Hemp, which has recently been legalized for commercial production, is expected to be a big factor in Ventura County’s agricultural industry.
Juan Carlo, VC Star
Hemp cultivation has become the subject of fierce debate within the city of Camarillo, one where the tension is so palpable you can almost feel it — or at least smell it.
Earlier in the month, the City Council voted against an interim urgency moratorium on the cultivation of industrial hemp within city limits. However, the topic continued to be a subject of debate, and the issue was added to the City Council agenda as a general item.
For 2½ hours Wednesday night, local leaders learned about hemp cultivation, heard comments from the public and discussed how to move forward.
David Moe, assistant director of community development, led a presentation overview on the topic. The presentation offered ideas of how the city could introduce hemp into the local economy as well as ways to regulate it, such as introducing buffer zones that would prohibit hemp cultivation within a certain radius.
The presentation also included a map taken from Google Earth satellite imagery that outlined the spread and number of nearby hemp fields. Only one field, measuring 18 acres, was within Camarillo city limits and thus under the jurisdiction of the Camarillo City Council. The rest are in unincorporated areas.
Members of the public share their thoughtsBuy Photo
Martin Mota clears grass between rows of industrial hemp plants at McGrath Family Farms in Camarillo. (Photo: JUAN CARLO/THE STAR)
Nearly a dozen members of the public spoke during the meeting, many sharing negative feelings about the smell that hemp has caused in the area.
“The odor doesn’t go away.

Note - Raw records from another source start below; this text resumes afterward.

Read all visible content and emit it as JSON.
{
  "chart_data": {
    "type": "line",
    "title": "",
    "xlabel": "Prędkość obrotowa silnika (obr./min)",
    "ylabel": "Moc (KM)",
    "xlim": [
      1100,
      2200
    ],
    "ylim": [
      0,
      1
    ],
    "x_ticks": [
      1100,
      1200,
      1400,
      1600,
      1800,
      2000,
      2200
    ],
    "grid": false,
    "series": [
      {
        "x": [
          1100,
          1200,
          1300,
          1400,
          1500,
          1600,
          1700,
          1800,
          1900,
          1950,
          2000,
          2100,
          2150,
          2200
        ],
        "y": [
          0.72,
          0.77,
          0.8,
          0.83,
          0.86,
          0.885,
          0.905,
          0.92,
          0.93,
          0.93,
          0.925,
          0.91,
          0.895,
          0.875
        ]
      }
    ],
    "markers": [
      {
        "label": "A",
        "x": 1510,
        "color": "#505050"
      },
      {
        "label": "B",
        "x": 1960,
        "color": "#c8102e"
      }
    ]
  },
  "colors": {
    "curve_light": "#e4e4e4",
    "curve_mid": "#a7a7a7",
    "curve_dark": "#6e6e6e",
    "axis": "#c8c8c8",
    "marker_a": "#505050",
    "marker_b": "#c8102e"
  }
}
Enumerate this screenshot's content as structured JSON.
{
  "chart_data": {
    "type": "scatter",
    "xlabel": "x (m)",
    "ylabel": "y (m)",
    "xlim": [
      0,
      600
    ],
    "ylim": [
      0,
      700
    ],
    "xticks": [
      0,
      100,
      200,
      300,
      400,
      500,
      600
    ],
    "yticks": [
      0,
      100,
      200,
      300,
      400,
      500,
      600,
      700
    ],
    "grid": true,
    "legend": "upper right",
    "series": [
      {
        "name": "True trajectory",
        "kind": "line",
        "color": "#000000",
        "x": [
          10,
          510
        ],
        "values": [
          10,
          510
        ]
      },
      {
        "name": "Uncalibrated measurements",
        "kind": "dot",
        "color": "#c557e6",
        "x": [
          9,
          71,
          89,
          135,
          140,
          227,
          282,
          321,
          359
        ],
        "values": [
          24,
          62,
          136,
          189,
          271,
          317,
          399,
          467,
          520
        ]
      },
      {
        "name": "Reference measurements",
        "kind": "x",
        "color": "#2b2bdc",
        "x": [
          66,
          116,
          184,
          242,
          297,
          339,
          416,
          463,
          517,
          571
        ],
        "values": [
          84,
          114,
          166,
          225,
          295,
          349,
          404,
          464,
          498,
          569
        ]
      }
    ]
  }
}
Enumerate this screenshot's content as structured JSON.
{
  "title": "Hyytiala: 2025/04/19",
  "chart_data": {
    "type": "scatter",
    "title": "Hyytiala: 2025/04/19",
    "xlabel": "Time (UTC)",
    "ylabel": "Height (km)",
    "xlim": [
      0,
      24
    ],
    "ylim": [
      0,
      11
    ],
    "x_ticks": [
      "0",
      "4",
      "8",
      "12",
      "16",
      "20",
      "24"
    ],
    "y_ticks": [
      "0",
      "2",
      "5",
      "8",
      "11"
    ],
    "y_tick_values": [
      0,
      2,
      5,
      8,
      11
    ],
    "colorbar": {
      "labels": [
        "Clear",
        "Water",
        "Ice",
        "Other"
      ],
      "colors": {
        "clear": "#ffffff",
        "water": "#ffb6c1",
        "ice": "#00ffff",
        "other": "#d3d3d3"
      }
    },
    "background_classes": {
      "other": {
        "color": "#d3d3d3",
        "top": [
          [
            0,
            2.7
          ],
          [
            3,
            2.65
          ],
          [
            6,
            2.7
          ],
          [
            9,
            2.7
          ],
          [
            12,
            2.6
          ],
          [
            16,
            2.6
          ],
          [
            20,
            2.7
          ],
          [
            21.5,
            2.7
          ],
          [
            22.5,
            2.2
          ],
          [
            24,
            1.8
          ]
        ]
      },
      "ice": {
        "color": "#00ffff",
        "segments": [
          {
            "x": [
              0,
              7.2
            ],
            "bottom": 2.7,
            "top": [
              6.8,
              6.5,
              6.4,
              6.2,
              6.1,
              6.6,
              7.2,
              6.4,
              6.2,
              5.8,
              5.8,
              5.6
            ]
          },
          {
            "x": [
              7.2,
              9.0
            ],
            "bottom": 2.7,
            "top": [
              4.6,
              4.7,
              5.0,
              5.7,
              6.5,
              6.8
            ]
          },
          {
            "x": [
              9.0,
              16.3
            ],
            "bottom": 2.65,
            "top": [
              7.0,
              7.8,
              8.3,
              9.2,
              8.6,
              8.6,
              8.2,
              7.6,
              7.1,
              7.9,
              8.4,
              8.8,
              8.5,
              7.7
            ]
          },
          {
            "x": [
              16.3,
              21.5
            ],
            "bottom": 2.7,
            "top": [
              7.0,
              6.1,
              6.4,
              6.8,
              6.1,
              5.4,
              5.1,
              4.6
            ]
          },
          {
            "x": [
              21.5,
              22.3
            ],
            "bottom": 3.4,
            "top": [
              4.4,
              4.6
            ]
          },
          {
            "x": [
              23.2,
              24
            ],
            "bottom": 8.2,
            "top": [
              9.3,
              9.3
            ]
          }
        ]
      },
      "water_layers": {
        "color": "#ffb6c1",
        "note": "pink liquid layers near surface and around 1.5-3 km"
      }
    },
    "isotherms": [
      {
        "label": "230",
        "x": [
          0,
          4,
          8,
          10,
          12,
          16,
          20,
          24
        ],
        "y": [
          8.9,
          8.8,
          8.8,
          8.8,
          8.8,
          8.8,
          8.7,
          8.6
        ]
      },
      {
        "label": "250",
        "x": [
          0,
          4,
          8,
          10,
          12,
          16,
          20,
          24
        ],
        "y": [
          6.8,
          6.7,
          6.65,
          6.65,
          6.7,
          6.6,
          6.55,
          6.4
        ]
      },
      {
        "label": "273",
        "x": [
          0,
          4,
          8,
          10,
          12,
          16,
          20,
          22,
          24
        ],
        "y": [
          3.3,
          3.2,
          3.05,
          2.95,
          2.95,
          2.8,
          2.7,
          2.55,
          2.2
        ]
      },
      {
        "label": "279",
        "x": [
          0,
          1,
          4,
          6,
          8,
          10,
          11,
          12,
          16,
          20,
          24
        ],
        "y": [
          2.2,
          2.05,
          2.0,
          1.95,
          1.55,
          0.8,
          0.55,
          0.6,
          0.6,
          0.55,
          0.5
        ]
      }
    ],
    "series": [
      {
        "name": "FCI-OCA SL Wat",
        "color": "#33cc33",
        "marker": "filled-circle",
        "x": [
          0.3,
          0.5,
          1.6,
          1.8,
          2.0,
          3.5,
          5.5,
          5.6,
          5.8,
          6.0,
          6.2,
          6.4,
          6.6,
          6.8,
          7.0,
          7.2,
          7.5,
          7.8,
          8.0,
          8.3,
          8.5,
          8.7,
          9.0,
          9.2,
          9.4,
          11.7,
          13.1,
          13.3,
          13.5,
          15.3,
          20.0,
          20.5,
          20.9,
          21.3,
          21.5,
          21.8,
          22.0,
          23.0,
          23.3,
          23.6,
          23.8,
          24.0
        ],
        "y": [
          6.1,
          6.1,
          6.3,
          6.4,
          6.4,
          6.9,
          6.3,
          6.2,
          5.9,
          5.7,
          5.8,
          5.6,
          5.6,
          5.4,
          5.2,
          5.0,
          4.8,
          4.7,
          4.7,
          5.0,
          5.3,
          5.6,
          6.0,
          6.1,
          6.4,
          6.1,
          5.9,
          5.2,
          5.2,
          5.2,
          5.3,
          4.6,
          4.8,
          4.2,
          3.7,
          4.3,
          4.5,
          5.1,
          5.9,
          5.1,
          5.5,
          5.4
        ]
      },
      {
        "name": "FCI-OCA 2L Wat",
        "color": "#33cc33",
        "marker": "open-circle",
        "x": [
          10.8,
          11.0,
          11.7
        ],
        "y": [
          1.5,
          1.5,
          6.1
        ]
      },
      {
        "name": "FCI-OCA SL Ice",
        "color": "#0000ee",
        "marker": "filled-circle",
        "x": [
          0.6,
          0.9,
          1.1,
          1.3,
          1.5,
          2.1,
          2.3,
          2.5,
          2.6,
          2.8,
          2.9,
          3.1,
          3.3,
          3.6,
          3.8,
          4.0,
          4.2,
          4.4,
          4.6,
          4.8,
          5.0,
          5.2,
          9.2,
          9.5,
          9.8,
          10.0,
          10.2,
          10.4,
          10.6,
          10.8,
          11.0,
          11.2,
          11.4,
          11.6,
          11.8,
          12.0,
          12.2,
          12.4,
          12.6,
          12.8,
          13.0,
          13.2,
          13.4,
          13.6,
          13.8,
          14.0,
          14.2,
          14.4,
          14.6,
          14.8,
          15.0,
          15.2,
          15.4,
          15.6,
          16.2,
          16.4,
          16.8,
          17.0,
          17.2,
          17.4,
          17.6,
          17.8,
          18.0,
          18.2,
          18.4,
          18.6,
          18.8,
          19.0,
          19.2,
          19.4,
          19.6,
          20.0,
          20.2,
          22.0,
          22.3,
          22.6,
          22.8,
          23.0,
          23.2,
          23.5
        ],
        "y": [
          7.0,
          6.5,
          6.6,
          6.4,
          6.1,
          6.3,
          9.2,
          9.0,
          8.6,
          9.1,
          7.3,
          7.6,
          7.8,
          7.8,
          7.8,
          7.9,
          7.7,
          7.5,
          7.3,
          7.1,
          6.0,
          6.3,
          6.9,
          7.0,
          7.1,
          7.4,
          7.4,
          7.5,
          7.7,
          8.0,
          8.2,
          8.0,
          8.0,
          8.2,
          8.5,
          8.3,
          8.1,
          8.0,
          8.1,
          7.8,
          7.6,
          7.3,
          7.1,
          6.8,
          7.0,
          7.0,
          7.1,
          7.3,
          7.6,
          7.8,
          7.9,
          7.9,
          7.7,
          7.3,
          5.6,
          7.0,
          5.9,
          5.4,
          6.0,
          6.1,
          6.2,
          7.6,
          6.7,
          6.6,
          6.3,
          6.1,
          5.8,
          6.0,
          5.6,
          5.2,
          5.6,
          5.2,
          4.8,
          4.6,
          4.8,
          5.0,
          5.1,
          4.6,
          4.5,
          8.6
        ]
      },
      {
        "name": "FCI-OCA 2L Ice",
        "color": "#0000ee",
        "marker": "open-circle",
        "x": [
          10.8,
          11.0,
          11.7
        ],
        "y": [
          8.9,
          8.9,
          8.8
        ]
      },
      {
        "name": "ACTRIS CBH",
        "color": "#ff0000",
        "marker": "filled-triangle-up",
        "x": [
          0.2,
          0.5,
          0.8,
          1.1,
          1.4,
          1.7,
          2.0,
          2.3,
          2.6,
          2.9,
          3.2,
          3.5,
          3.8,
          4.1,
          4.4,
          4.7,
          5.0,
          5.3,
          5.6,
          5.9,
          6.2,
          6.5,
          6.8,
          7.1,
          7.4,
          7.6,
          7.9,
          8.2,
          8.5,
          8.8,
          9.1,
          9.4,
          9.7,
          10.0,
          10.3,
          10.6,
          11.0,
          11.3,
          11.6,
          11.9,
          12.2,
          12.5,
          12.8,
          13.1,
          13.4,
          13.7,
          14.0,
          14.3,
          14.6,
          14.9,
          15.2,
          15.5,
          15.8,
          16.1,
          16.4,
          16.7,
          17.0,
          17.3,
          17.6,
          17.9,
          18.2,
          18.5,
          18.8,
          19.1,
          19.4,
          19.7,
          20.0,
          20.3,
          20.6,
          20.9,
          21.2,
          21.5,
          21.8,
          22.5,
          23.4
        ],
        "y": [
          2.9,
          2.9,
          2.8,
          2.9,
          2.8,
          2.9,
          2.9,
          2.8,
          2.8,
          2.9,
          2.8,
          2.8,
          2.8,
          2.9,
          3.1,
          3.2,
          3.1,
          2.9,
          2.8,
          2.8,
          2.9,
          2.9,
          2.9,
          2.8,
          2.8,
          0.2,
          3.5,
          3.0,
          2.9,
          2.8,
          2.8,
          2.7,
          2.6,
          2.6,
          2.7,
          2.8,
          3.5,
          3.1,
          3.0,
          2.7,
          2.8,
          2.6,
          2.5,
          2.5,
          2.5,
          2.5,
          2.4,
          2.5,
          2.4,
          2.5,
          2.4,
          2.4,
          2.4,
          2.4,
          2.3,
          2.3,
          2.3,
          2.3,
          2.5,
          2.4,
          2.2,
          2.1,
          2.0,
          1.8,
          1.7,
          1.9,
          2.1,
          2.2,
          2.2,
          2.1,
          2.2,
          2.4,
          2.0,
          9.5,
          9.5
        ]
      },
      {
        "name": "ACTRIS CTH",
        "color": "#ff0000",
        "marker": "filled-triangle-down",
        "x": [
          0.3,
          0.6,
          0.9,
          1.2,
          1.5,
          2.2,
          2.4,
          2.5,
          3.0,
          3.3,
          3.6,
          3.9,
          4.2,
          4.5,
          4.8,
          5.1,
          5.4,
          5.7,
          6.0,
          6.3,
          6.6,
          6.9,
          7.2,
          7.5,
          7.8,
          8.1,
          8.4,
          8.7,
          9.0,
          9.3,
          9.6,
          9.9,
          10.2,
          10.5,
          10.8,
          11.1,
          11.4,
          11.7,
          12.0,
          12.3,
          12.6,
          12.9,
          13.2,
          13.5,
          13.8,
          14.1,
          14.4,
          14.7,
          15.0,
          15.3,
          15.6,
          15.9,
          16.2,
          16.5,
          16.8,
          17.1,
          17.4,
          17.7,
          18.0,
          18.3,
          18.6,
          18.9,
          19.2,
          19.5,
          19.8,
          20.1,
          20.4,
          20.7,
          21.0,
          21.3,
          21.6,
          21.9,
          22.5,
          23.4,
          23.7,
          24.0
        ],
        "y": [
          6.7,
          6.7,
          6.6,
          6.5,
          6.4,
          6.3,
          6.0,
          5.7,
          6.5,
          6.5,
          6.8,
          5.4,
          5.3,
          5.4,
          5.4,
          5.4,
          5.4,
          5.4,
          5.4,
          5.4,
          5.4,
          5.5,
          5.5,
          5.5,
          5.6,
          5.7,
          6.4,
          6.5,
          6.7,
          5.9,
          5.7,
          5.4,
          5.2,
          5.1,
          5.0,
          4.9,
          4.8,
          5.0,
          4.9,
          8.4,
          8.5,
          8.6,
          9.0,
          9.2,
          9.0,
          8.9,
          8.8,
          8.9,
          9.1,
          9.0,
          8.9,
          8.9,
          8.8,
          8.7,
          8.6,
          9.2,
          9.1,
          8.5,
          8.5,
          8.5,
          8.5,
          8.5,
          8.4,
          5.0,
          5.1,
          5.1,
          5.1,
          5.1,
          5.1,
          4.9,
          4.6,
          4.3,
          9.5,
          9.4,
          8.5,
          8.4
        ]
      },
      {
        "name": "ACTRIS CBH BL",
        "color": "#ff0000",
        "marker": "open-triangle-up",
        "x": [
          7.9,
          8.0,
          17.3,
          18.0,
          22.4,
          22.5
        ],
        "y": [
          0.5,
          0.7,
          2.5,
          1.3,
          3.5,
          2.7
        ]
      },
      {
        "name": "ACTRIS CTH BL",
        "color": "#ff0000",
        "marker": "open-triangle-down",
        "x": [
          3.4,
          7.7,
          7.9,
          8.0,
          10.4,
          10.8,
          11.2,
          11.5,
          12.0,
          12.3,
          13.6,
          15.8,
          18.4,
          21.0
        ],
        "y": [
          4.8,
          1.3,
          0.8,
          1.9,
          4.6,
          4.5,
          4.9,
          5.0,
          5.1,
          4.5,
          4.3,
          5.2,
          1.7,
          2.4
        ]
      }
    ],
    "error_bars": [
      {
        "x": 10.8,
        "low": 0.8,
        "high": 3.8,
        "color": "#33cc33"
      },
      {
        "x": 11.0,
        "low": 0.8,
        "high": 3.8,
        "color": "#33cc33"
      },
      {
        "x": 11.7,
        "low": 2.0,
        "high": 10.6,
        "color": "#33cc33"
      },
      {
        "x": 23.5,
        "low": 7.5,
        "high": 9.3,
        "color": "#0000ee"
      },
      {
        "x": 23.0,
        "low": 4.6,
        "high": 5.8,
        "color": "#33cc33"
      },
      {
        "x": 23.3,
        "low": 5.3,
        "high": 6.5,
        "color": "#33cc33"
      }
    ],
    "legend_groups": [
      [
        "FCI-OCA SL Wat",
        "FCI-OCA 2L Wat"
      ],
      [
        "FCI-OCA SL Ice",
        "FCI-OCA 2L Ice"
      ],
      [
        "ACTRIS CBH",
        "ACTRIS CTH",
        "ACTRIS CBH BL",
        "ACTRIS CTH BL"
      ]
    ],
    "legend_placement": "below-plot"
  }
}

It goes inside your home, and it’s really obnoxious,” said Camarillo resident Alfredo Melendez.
Councilwoman Charlotte Craven echoed the sentiment, saying she had personally received many complaints about the issue.
“I think we have a big problem, and that problem is odor of ripe industrial hemp,” she said.
She added that complaints had come from people living both near and far from the hemp fields, thanks to the ocean breeze and Santa Ana winds.
“Wherever they’re coming from, we’re getting it, and it doesn’t take a huge amount of acreage to create an odor that is offensive enough to make people lose the enjoyable use of their property,” Craven said.
What did council members have to say?Buy Photo
Councilmember Shawn Mulchay (Photo: JUAN CARLO/THE STAR)
Council members Shawn Mulchay and Susan Santangelo both agreed it was worth looking into ways to regulate hemp cultivation to reduce the odor but stood by their decisions to reject the earlier urgency moratorium.
“It would be as effective as placing a moratorium on the wind; it’s just not going to do anything,” Mulchay said.
Vice Mayor Tony Trembley disagreed, arguing the moratorium ordinance would work more as a symbolic gesture than a tangible fix to the problem.
“Unless we enact our own moratorium, I think we would have a hard time going to the county Board of Supervisors and saying you should do the same thing,” Trembley said.
Craven asked city attorney Brian Pierik if passing a regular ordinance would serve the same function as an urgency ordinance. Pierik said an urgency ordinance needed a four-fifths vote to pass but an ordinance passed in the regular fashion only needed a majority vote in favor. The ordinance would need to go through first and second readings before passage, and it would take 30 days to go into effect.
Ultimately, the council unanimously agreed more research was needed. Mayor Kevin Kildee said the top priority should be getting in contact with the county Board of Supervisors, along with researching possible regulations for hemp cultivation, whetherthey take the form of a moratorium ordinance or mitigation efforts such as buffer zones.
“We need to partner with the county here to try and get some sort of an ordinance here that we can limit the impact,” Kildee said.
The rest of the discussion involved whether the city would want to add cannabis research and development sites and processing plants, as well as regulate cannabis delivery services. The council said more research was needed on both issues but leaned in favor of all topics.